Blaise Cendrars: Poetry Is Everything

Exhibition Website

May 26 2023 - Sep 24 2023

Blaise Cendrars (1887–1961) was a catalyzing force for new expressions in European art in the first part of the twentieth century. An intrepid spirit, he led an itinerant life, leaving behind his native Switzerland for St. Petersburg, New York, São Paulo, and Paris. Cendrars came to prominence in 1913 as the author of La Prose du Transsibérien et de la petite Jehanne de France—a freewheeling poem self-published as a colossal vertical arrangement of polychrome typography with imagery by Sonia Delaunay-Terk. 
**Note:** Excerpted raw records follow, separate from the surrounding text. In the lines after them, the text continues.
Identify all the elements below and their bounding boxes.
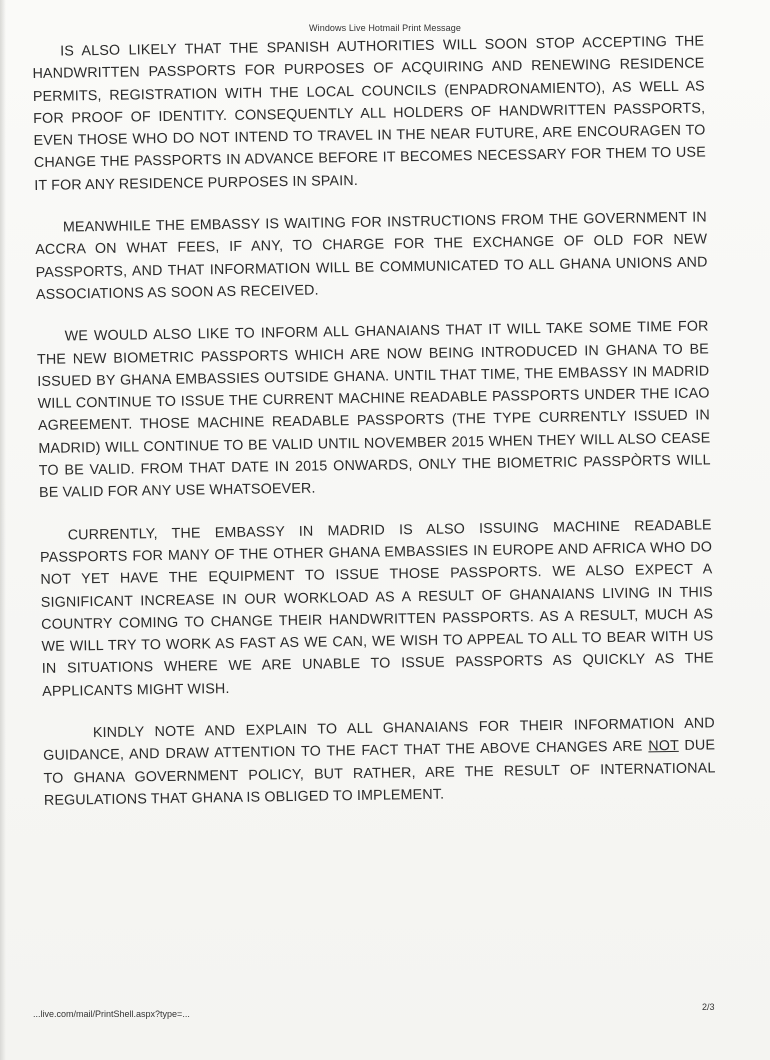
print-header-title: Windows Live Hotmail Print Message [309,23,461,33]
paragraph-handwritten-passports: IS ALSO LIKELY THAT THE SPANISH AUTHORITIES WILL SOON STOP ACCEPTING THE HANDWRITTEN PASSPORTS FOR PURPOSES OF ACQUIRING AND RENEWING RESIDENCE PERMITS, REGISTRATION WITH THE LOCAL COUNCILS (ENPADRONAMIENTO), AS WELL AS FOR PROOF OF IDENTITY. CONSEQUENTLY ALL HOLDERS OF HANDWRITTEN PASSPORTS, EVEN THOSE WHO DO NOT INTEND TO TRAVEL IN THE NEAR FUTURE, ARE ENCOURAGEN TO CHANGE THE PASSPORTS IN ADVANCE BEFORE IT BECOMES NECESSARY FOR THEM TO USE IT FOR ANY RESIDENCE PURPOSES IN SPAIN. [32,33,706,194]
paragraph-fees-instructions: MEANWHILE THE EMBASSY IS WAITING FOR INSTRUCTIONS FROM THE GOVERNMENT IN ACCRA ON WHAT FEES, IF ANY, TO CHARGE FOR THE EXCHANGE OF OLD FOR NEW PASSPORTS, AND THAT INFORMATION WILL BE COMMUNICATED TO ALL GHANA UNIONS AND ASSOCIATIONS AS SOON AS RECEIVED. [35,209,708,303]
paragraph-biometric-passports: WE WOULD ALSO LIKE TO INFORM ALL GHANAIANS THAT IT WILL TAKE SOME TIME FOR THE NEW BIOMETRIC PASSPORTS WHICH ARE NOW BEING INTRODUCED IN GHANA TO BE ISSUED BY GHANA EMBASSIES OUTSIDE GHANA. UNTIL THAT TIME, THE EMBASSY IN MADRID WILL CONTINUE TO ISSUE THE CURRENT MACHINE READABLE PASSPORTS UNDER THE ICAO AGREEMENT. THOSE MACHINE READABLE PASSPORTS (THE TYPE CURRENTLY ISSUED IN MADRID) WILL CONTINUE TO BE VALID UNTIL NOVEMBER 2015 WHEN THEY WILL ALSO CEASE TO BE VALID. FROM THAT DATE IN 2015 ONWARDS, ONLY THE BIOMETRIC PASSPÒRTS WILL BE VALID FOR ANY USE WHATSOEVER. [36,318,711,502]
page-number: 2/3 [702,1002,715,1012]
paragraph-workload: CURRENTLY, THE EMBASSY IN MADRID IS ALSO ISSUING MACHINE READABLE PASSPORTS FOR MANY OF THE OTHER GHANA EMBASSIES IN EUROPE AND AFRICA WHO DO NOT YET HAVE THE EQUIPMENT TO ISSUE THOSE PASSPORTS. WE ALSO EXPECT A SIGNIFICANT INCREASE IN OUR WORKLOAD AS A RESULT OF GHANAIANS LIVING IN THIS COUNTRY COMING TO CHANGE THEIR HANDWRITTEN PASSPORTS. AS A RESULT, MUCH AS WE WILL TRY TO WORK AS FAST AS WE CAN, WE WISH TO APPEAL TO ALL TO BEAR WITH US IN SITUATIONS WHERE WE ARE UNABLE TO ISSUE PASSPORTS AS QUICKLY AS THE APPLICANTS MIGHT WISH. [39,517,714,700]
kindly-note-text-start: KINDLY NOTE AND EXPLAIN TO ALL GHANAIANS FOR THEIR INFORMATION AND GUIDANCE, AND DRAW ATTENTION TO THE FACT THAT THE ABOVE CHANGES ARE [43,715,715,765]
paragraph-kindly-note [43,712,716,812]
print-footer-url: ...live.com/mail/PrintShell.aspx?type=... [33,1009,190,1019]
letter-body [32,30,716,832]
emphasis-not: NOT [648,738,679,755]
kindly-note-text-end: DUE TO GHANA GOVERNMENT POLICY, BUT RATHER, ARE THE RESULT OF INTERNATIONAL REGULATIONS THAT GHANA IS OBLIGED TO IMPLEMENT. [43,737,716,809]
page-edge-shadow [0,0,6,1060]
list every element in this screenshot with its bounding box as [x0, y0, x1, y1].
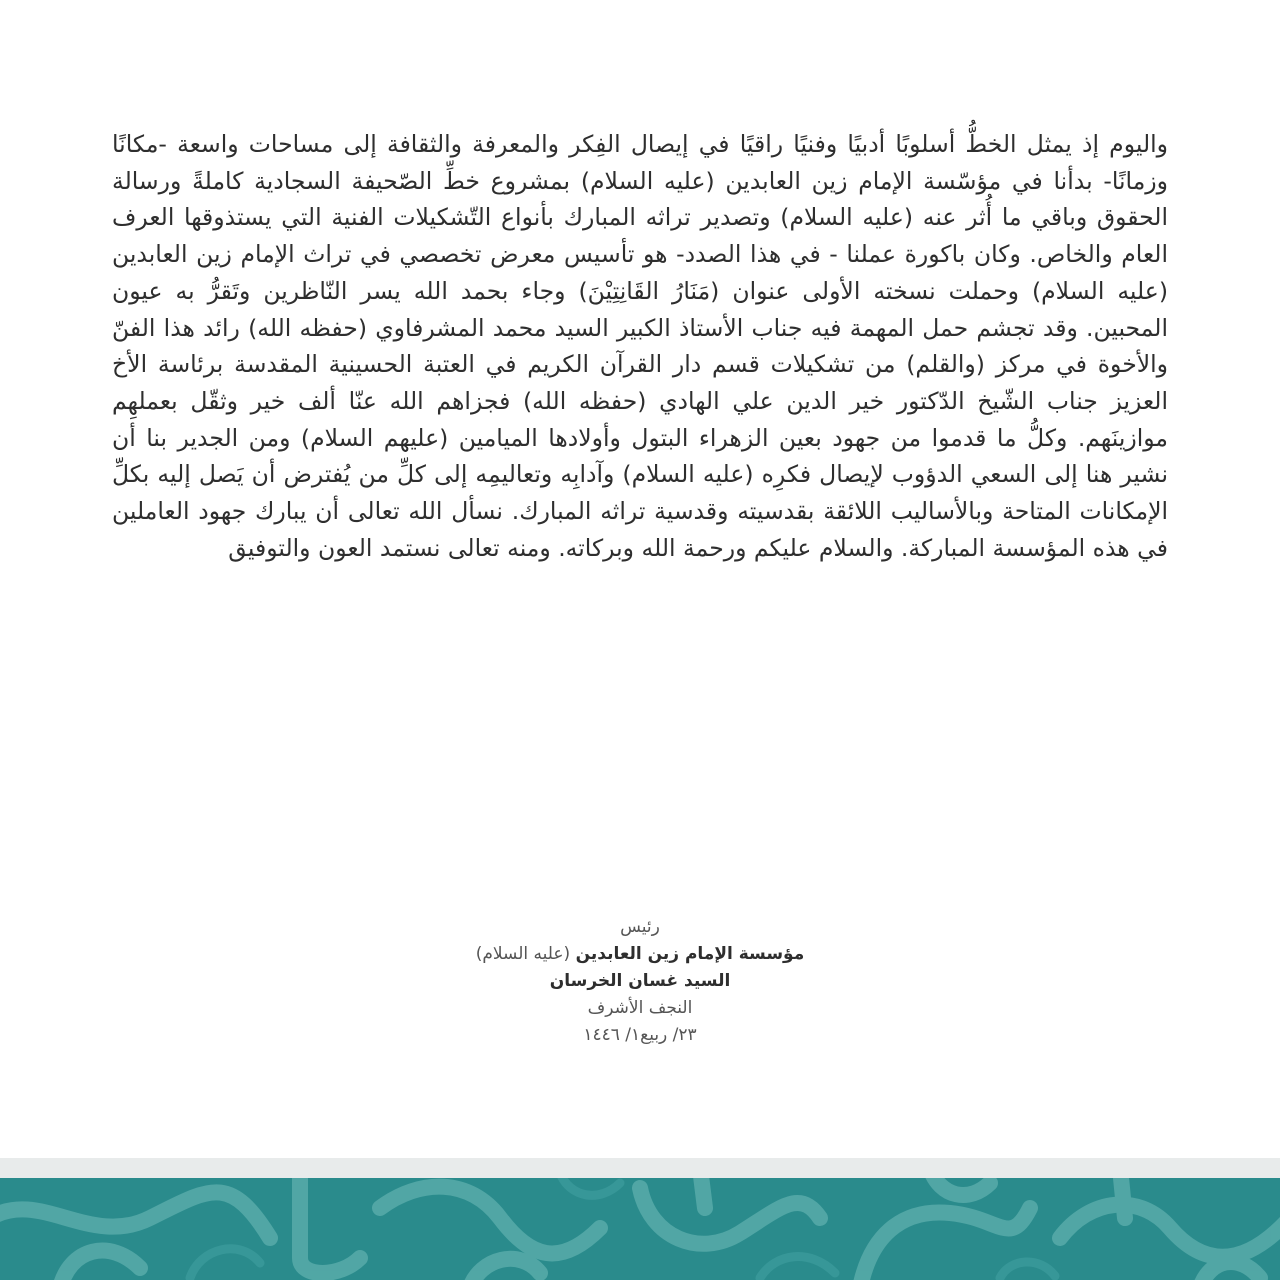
signature-block	[340, 914, 940, 1049]
arabic-calligraphy-pattern-icon	[0, 1178, 1280, 1280]
signature-institution-line	[340, 941, 940, 968]
signature-date: ٢٣/ ربيع١/ ١٤٤٦	[583, 1025, 697, 1045]
signature-institution: مؤسسة الإمام زين العابدين	[575, 944, 805, 964]
signature-name: السيد غسان الخرسان	[549, 971, 731, 991]
signature-role: رئيس	[620, 917, 660, 937]
footer-band	[0, 1178, 1280, 1280]
signature-institution-suffix: (عليه السلام)	[475, 944, 571, 964]
footer-divider	[0, 1158, 1280, 1178]
letter-body-text: واليوم إذ يمثل الخطُّ أسلوبًا أدبيًا وفنيًا راقيًا في إيصال الفِكر والمعرفة والثقافة إلى مساحات واسعة -مكانًا وزمانًا- بدأنا في مؤسّسة الإمام زين العابدين (عليه السلام) بمشروع خطِّ الصّحيفة السجادية كاملةً ورسالة الحقوق وباقي ما أُثر عنه (عليه السلام) وتصدير تراثه المبارك بأنواع التّشكيلات الفنية التي يستذوقها العرف العام والخاص. وكان باكورة عملنا - في هذا الصدد- هو تأسيس معرض تخصصي في تراث الإمام زين العابدين (عليه السلام) وحملت نسخته الأولى عنوان (مَنَارُ القَانِتِيْنَ) وجاء بحمد الله يسر النّاظرين وتَقرُّ به عيون المحبين. وقد تجشم حمل المهمة فيه جناب الأستاذ الكبير السيد محمد المشرفاوي (حفظه الله) رائد هذا الفنّ والأخوة في مركز (والقلم) من تشكيلات قسم دار القرآن الكريم في العتبة الحسينية المقدسة برئاسة الأخ العزيز جناب الشّيخ الدّكتور خير الدين علي الهادي (حفظه الله) فجزاهم الله عنّا ألف خير وثقّل بعملهِم موازينَهم. وكلُّ ما قدموا من جهود بعين الزهراء البتول وأولادها الميامين (عليهم السلام) ومن الجدير بنا أن نشير هنا إلى السعي الدؤوب لإيصال فكرِه (عليه السلام) وآدابِه وتعاليمِه إلى كلِّ من يُفترض أن يَصل إليه بكلِّ الإمكانات المتاحة وبالأساليب اللائقة بقدسيته وقدسية تراثه المبارك. نسأل الله تعالى أن يبارك جهود العاملين في هذه المؤسسة المباركة. والسلام عليكم ورحمة الله وبركاته. ومنه تعالى نستمد العون والتوفيق	[112, 130, 1168, 562]
signature-place: النجف الأشرف	[587, 998, 693, 1018]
Cendrars formulated his poetics by adapting Delaunay-Terk’s beliefs and those of other artists in the possibilities of rhythm, motion, and depth in the simultaneous contrast of colors. He came to see not only their application to language but to his identity and life itself—everything from street media and the mechanization of modern life to his interpretation of non-European cultures and experience as a soldier in World War One. This approach Cendrars affirmed in a line of verse: The windows of my poetry are wide open…​

Cendrars’s early career as a poet and publisher is the focus of the installation, radiating out from the monumental La Prose du Transsibérien to trace Cendrars’s formative interplay with the visual arts, music, ballet, film, and graphic design, featuring works by Guillaume Apollinaire, Jean Cocteau, Robert Delaunay, Fernand Léger, Tarsila do Amaral, Darius Milhaud, Igor Stravinsky, Jean Epstein, and A. M. Cassandre.